Sunday, December 2, 2012

Jabamma

Since my arrival in Mandama 36 hours ago, I have been given a new home, a new set of friends and neighbors, and a new name. Let it never be said that Cameroon is unwelcoming.

My first full day at post started early. I had just gotten up and was puttering around thinking coffee thoughts when a knock sounded on the door. "Who is it?" I called.  "It's me!" came the typically Cameroonian reply.  It was, as always, imminently unhelpful, as a steel door stood between me and my interlocutor. "Who is me?" failing both to be grammatically sound and to elicit explicitation, I caved and opened the door. An affronted face beneath a headscarf greeted me. "Meghan didn't tell you about me?" Well, that's an interesting question. Meghan, my predecessor at post, told me about many people. Why don't you start by clarifying which of this town's 2500 residents you are, and we'll go from there.

This was not to be the first time I would hear of Meghan. In fact, most of my conversations with Mandamans have been nothing short of a hagiography of Saint Meghan the Blessed. If my neighbors are to be believed, everything this girl touched literally turned to gold. The children and the small animals came unto her, and she did feed them the Cameroonian food she had learned to make, perfectly. She knew everyone in town, was friends with everyone, and hers is the model to which I must assiduously apply myself, because everyone will be Very Disappointed if I am not Just.
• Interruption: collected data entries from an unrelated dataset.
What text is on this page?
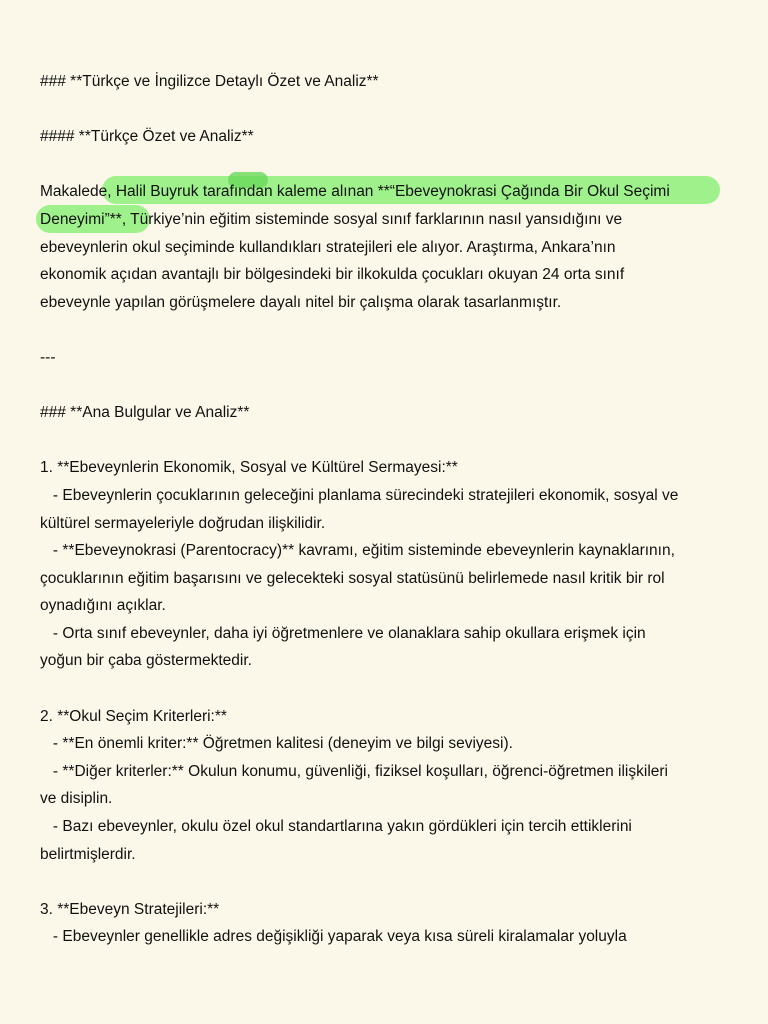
### **Türkçe ve İngilizce Detaylı Özet ve Analiz**

#### **Türkçe Özet ve Analiz**

Makalede, Halil Buyruk tarafından kaleme alınan **“Ebeveynokrasi Çağında Bir Okul Seçimi

Deneyimi”**, Türkiye’nin eğitim sisteminde sosyal sınıf farklarının nasıl yansıdığını ve

ebeveynlerin okul seçiminde kullandıkları stratejileri ele alıyor. Araştırma, Ankara’nın

ekonomik açıdan avantajlı bir bölgesindeki bir ilkokulda çocukları okuyan 24 orta sınıf

ebeveynle yapılan görüşmelere dayalı nitel bir çalışma olarak tasarlanmıştır.

---

### **Ana Bulgular ve Analiz**

1. **Ebeveynlerin Ekonomik, Sosyal ve Kültürel Sermayesi:**

- Ebeveynlerin çocuklarının geleceğini planlama sürecindeki stratejileri ekonomik, sosyal ve

kültürel sermayeleriyle doğrudan ilişkilidir.

- **Ebeveynokrasi (Parentocracy)** kavramı, eğitim sisteminde ebeveynlerin kaynaklarının,

çocuklarının eğitim başarısını ve gelecekteki sosyal statüsünü belirlemede nasıl kritik bir rol

oynadığını açıklar.

- Orta sınıf ebeveynler, daha iyi öğretmenlere ve olanaklara sahip okullara erişmek için

yoğun bir çaba göstermektedir.

2. **Okul Seçim Kriterleri:**

- **En önemli kriter:** Öğretmen kalitesi (deneyim ve bilgi seviyesi).

- **Diğer kriterler:** Okulun konumu, güvenliği, fiziksel koşulları, öğrenci-öğretmen ilişkileri

ve disiplin.

- Bazı ebeveynler, okulu özel okul standartlarına yakın gördükleri için tercih ettiklerini

belirtmişlerdir.

3. **Ebeveyn Stratejileri:**

- Ebeveynler genellikle adres değişikliği yaparak veya kısa süreli kiralamalar yoluyla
Like. Meghan. I'd rather resent her if I didn't know she had gone through the same thing with her predecessor, Kauleen; indeed, that every Peace Corps Volunteer goes through to some extent or another. And so I merely smiled when asked pointedly why I don't speak Fulfulde ("Meghan spoke perfect Fulfulde!") and promised to work on it.

I will, too, because today showed me the necessity of speaking Fulfulde as well as French.  Everyone I met in public-- the school teachers, the vendors at the marketplace, the old men lounging under trees laconically eating peanuts-- spoke French.  But once I ducked back into compounds, it was a different story.  The traditional wives and young children whose lives are defined by the compound walls often speak only Fulfulde, which meant I spent much of my day smiling and nodding uncomprehendingly.  In my own defense, I always started by warning, "Mi wolwata Fulfulde" -- I don't speak Fulfulde, one of the few phrases I've got down pat so far.  The women would laugh and laugh, as though this were a great punchline-- and promptly proceed to address great discourses at me in Fulfulde, the very language whose knowledge I had so recently disavowed.  And so I would sigh internally, and smile, and say "Jam!" at periodic intervals.  The Fulfulde equivalent of salaam, or peace, jam is an appropriate response to most questions.  How are you?  How are your wives?  How is your compound?  Crops looking good?  Jam.

I think at some point while I was shelling peanuts with the senior wife of the lamido, or traditional chief, I must have been asked if I wanted a Muslim name, or perhaps told I needed one, as mine is just foreign and wierd.  I imagine I smiled, and probably nodded.  I don't know if I was given a selection, or merely asked what I thought of the name Adama.  In either case, I'm sure I grinned benignly, and maybe slipped in a "Jam!" All I know is the outcome of these diplomatic negotiations: everyone I've run into since, including people I've never met, has started calling me Adama, or Laura Adama.

I spent the evening with Mairamou, a friend of (you guessed it) Meghan's who has been acting as my community host, and several of her friends from village.  Several, including a couple of refreshingly sassy Southerners from Ebolowa, were posted here by the Ministries of Health or Education; nurses and schoolteachers are often sent all over the country with no say in the matter. A more highly educated crowd than the women with whom I had spent the afternoon, they are acutely aware of the needs facing Mandama.  I spent the evening listening as they told me about using soy flour to combat malnutrition and increasing gender equality in the schools.  To be fair, it's entirely possible that my landlord's wives were telling me about the same subjects this morning.  In response to which I smiled vapidly and said, "Peace!"